Years ago Jackson, who is fine with a good clean fight, was turned off by the violence and aggression in the sport. But in 2002, she became mesmerized by the skill and thrill of the Olympic tournament -- by Markus Naslund and Todd Bertuzzi and by the way players carried their kids after winning the gold medal.

"I thought, 'That's not Phil Esposito going out to strip joints after the game,'" Jackson said. "I just loved watching hockey again, and it came out of nowhere."

Along with hockey, came a desire to get fit, and strengthen her knee. Jackson worked out at Juan de Fuca Recreation Centre, and immersed herself in hockey. She watched closely as the Canucks endured first the lockout, then the Bertuzzi incident and its circus-like aftermath, followed by the new regime.

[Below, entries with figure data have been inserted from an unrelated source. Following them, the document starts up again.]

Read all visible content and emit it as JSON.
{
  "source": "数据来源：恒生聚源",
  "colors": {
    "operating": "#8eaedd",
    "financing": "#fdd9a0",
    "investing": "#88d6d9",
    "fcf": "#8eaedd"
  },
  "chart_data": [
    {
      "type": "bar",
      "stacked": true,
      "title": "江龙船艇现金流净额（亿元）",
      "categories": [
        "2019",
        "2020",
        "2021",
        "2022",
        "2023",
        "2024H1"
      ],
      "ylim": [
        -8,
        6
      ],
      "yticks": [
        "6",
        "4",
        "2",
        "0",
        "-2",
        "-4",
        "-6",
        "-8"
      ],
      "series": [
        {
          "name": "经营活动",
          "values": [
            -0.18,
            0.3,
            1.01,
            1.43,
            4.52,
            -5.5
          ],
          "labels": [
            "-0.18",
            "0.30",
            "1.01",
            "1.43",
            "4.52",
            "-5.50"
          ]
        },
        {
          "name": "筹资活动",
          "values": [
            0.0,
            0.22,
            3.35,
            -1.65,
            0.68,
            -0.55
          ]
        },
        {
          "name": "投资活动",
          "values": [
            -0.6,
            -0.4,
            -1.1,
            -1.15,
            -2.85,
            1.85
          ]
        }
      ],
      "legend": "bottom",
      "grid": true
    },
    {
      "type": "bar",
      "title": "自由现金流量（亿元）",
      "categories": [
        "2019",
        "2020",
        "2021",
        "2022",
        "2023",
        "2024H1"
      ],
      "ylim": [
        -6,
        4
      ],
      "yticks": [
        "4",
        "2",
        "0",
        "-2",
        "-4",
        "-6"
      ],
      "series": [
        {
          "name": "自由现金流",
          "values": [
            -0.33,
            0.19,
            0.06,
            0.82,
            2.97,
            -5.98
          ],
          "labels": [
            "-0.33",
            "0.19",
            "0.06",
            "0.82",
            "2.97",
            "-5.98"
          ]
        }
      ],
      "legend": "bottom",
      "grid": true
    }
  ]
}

"It was interesting to watch [coach Alain Vigneault] change the systems on the team, trying to make a silk purse out of a sow's ear, and he did."

Like every other Canucks fan, Jackson is anxious for the season to begin. She expects the Canucks to ice the best defence in the league, and is looking forward to seeing the magic of "beautiful players" Daniel and Henrik Sedin. Whether or not the Canucks make the Stanley Cup is immaterial, as far as she is concerned.

"I'm not a Stanley Cup watcher. The ending is not the most important part," Jackson said. "I like the journey."